Chaincode gateway supports options for providing transient data during chaincode invocation, and encrypting/ decrypting data.
Using gRPC
service definition we can generate gateway for particular chaincode, for example for Commercial Paper
.
This gateway can be used as:
gRPC
service- Chaincode SDK for using in other services
REST
service with grpc-gateway
For example, generated chaincode gateway for Commercial Paper example looks like this:
// Code generated by protoc-gen-cc-gateway. DO NOT EDIT.
// source: service.proto
import (
cckit_ccservice "github.com/s7techlab/cckit/gateway/service"
cckit_gateway "github.com/s7techlab/cckit/gateway"
)
// gateway implementation
// gateway can be used as kind of SDK, GRPC or REST server ( via grpc-gateway or clay )
type CPaperGateway struct {
Gateway cckit_gateway.Chaincode
}
// NewCPaperGateway creates gateway to access chaincode method via chaincode service
func NewCPaperGateway(ccService cckit_ccservice.Chaincode, channel, chaincode string, opts ...cckit_gateway.Opt) *CPaperGateway {
return &CPaperGateway{Gateway: cckit_gateway.NewChaincode(ccService, channel, chaincode, opts...)}
}
type ValidatorInterface interface {
Validate() error
}
func (c *CPaperGateway) Issue(ctx context.Context, in *schema.IssueCommercialPaper) (*schema.CommercialPaper, error) {
var inMsg interface{} = in
if v, ok := inMsg.(ValidatorInterface); ok {
if err := v.Validate(); err != nil {
return nil, err
}
}
if res, err := c.Gateway.Invoke(ctx, CPaperChaincode_Issue, []interface{}{in}, &schema.CommercialPaper{}); err != nil {
return nil, err
} else {
return res.(*schema.CommercialPaper), nil
}
}
...
Using generated chaincode gateway you can easily build external to chaincode application. For example, to create
API application
you need to create entry point for the HTTP reverse-proxy server and use generated gateway in gRPC
server:
package main
import (
"context"
"io/ioutil"
"log"
"net"
"net/http"
"time"
"github.com/grpc-ecosystem/grpc-gateway/runtime"

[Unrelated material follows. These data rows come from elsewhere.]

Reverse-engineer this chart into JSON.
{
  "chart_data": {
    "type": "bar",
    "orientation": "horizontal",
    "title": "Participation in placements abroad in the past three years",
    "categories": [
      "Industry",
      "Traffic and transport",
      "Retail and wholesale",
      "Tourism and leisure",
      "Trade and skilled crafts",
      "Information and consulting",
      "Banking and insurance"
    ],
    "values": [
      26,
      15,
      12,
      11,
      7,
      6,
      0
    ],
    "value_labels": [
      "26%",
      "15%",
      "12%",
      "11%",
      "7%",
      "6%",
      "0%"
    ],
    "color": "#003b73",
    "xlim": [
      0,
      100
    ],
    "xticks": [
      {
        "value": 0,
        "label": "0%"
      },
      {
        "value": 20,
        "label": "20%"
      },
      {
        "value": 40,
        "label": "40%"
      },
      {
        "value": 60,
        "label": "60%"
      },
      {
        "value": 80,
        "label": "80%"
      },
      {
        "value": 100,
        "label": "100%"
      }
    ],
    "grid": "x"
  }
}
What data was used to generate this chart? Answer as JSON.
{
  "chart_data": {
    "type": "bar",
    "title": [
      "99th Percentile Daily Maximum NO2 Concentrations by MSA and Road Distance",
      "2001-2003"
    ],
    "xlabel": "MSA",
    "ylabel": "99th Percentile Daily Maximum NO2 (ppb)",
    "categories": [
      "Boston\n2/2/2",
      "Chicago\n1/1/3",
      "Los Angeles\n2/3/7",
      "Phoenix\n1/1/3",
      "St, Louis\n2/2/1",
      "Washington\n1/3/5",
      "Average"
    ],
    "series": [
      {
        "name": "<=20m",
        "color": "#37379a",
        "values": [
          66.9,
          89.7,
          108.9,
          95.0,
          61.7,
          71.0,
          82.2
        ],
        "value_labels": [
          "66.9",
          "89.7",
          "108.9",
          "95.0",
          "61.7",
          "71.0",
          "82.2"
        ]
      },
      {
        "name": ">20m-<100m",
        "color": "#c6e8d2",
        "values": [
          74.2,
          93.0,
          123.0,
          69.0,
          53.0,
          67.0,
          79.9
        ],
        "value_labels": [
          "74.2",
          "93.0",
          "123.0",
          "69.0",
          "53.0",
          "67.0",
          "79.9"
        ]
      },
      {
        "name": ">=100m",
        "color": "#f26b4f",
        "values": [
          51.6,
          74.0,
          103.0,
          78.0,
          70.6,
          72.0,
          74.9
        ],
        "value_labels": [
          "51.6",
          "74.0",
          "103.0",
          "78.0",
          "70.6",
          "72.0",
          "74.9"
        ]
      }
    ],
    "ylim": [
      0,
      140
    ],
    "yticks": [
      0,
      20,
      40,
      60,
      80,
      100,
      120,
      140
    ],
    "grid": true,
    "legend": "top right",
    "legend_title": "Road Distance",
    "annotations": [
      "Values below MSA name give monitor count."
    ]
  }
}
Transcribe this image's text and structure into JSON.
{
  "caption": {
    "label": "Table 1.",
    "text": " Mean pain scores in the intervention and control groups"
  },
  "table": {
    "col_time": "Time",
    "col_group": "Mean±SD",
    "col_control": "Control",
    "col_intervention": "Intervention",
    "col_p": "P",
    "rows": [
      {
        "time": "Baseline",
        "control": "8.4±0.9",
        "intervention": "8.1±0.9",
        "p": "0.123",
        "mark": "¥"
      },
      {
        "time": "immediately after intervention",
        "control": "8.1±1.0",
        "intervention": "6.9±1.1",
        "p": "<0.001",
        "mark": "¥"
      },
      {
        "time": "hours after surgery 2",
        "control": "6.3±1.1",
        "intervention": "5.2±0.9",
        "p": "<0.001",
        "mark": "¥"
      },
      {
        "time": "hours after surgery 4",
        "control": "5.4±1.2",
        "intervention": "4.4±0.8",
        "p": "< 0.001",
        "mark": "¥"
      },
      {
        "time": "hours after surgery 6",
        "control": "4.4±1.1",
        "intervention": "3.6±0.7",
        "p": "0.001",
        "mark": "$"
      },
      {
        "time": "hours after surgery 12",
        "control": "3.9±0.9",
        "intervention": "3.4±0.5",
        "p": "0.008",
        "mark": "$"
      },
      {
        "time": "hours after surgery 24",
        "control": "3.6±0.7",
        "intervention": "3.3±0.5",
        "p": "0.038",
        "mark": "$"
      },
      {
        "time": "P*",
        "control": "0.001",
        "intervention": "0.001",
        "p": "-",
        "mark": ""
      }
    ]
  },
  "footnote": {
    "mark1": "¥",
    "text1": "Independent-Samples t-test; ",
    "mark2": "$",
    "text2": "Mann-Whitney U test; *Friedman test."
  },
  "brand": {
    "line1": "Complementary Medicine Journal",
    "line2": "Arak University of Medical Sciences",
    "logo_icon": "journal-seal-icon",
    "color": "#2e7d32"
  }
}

"github.com/s7techlab/cckit/examples/cpaper_asservice"
cpaperservice "github.com/s7techlab/cckit/examples/cpaper_asservice/service"
"github.com/s7techlab/cckit/gateway"
"github.com/s7techlab/cckit/gateway/service"
"github.com/s7techlab/cckit/testing"
"google.golang.org/grpc"
)
const (
chaincodeName = `cpaper`
channelName = `cpaper`
grpcAddress = `:8080`
restAddress = `:8081`
)
func main() {
ctx := context.Background()
ctx, cancel := context.WithCancel(ctx)
defer cancel()
// Create mock for commercial paper chaincode invocation
// Commercial paper chaincode instance
cc, err := cpaper_asservice.NewCC()
if err != nil {
log.Fatalln(err)
}
// Mockstub for commercial paper
cpaperMock := testing.NewMockStub(chaincodeName, cc)
// Chaincode invocation service mock. For real network you can use example with hlf-sdk-go
cpaperMockService := service.NewMock().WithChannel(channelName, cpaperMock)
// default identity for signing requests to peer (mocked)
apiIdentity, err := testing.IdentityFromFile(`MSP`, `../../../testdata/admin.pem`, ioutil.ReadFile)
if err != nil {
log.Fatalln(err)
}
// Generated gateway for access to chaincode from external application
cpaperGateway := cpaperservice.NewCPaperGateway(
cpaperMockService, // gateway use mocked chaincode access service
channelName,
chaincodeName,
gateway.WithDefaultSigner(apiIdentity))
grpcListener, err := net.Listen("tcp", grpcAddress)
if err != nil {
log.Fatalf("failed to listen grpc: %v", err)
}
// Create gRPC server
s := grpc.NewServer()
cpaperservice.RegisterCPaperServer(s, cpaperGateway)
// Runs gRPC server in goroutine
go func() {
log.Printf(`listen gRPC at %s`, grpcAddress)
if err := s.Serve(grpcListener); err != nil {
log.Fatalf("failed to serve gRPC: %v", err)
}
}()
// wait for gRPC service stared
time.Sleep(3 * time.Second)
// Register gRPC server endpoint
mux := runtime.NewServeMux()
opts := []grpc.DialOption{grpc.WithInsecure()}
err = cpaperservice.RegisterCPaperHandlerFromEndpoint(ctx, mux, grpcAddress, opts)
if err != nil {
log.Fatalf("failed to register handler from endpoint %v", err)
}
log.Printf(`listen REST at %s`, restAddress)
// Start HTTP server (and proxy calls to gRPC server endpoint)
if err = http.ListenAndServe(restAddress, mux); err != nil {
log.Fatalf("failed to serve REST: %v", err)
}
}
Provided example use mocked chaincode invocation service, but for interacting with real Hyperledger Fabric network you just need to change chaincode invocation service to implementation using SDK, from example hlf-sdk-go
You can run provide example using command
cd examples/cpaper_asservice/bin/api/mock
go run main.go
Commercial paper service REST-API specification generated in swagger format:
You can use API usage examples and sample payloads by sending HTTP requests to
grpc-gateway
HTTP proxy:
Access to chaincode methods also available via gRPC service, that can be called with generated gRPC client. Service and schema documentation also auto-generated.
Provided tools allows to specify chaincode data model and interface and then generate code for building on-chain
(chaincode) and off-chain
(API, Oracles, SDK etc) application in consistent manner.